Thioredoxin‐1 mediates hypoxia‐induced pulmonary artery smooth muscle cell proliferation

Pulmonary hypertension (PH) manifests itself in the lungs of both adults and children. The causes of vascular proliferation and remodeling that occur mainly in the pulmonary arterial smooth muscle cells (PASMC) are poorly understood. Hypoxia underlies many forms of PH and alters the redox balance within PASMCs. The aim of this study was to determine the role of the thioredoxin‐ 1 (Trx1) in hypoxia‐induced PASMC proliferation. Human PASMC were exposed to hypoxia (1% O 2 ) or normoxia (21% O 2 ) and Trx1 levels were determined by western blotting. Proliferation studies were done by equally seeding 6 well plates with PASMC, incubating in normoxia or hypoxia for 5 d and counting viable cells using trypan blue exclusion.
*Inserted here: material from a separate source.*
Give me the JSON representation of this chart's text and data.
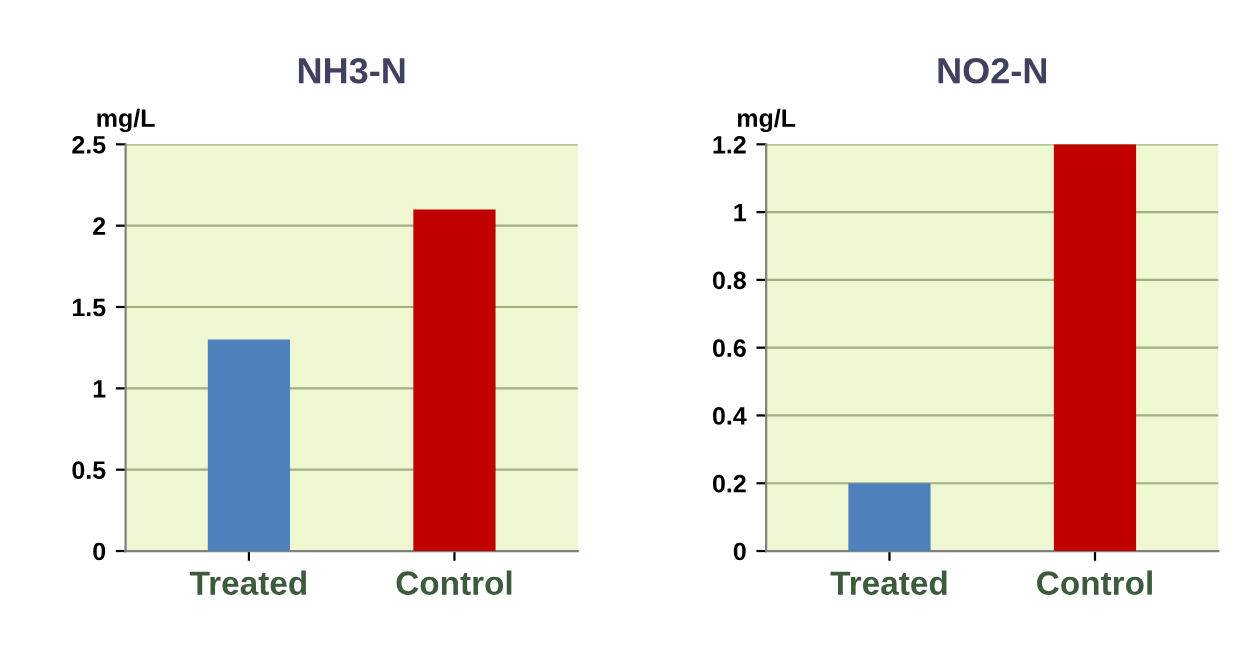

Our data indicated that hypoxia increases PASMC proliferation. Trx1 levels in hypoxia were significantly greater after 48 and 72 hours of exposure than in PASMC grown in normoxia. Treatment with Trx1‐specific siRNA completely prevented hypoxia‐induced PASMC proliferation. Hypoxia response element (HRE) luciferase reporter studies indicated a 3.5‐fold increase in HRE‐luciferase activity in hypoxia‐exposed PASMCs that was prevented by Trx1 siRNA treatment. Similarly, pharmacological inhibition of Trx1 also prevented hypoxia‐induced increases in PASMC proliferation and HRE‐luciferase activity. Our findings indicate that Trx1 modulates hypoxia‐induced PASMC proliferation, likely through effects on hypoxia‐inducible factor‐mediated pathways. We speculate that Trx1 represents a novel therapeutic target for the vascular remodeling that underlies PH.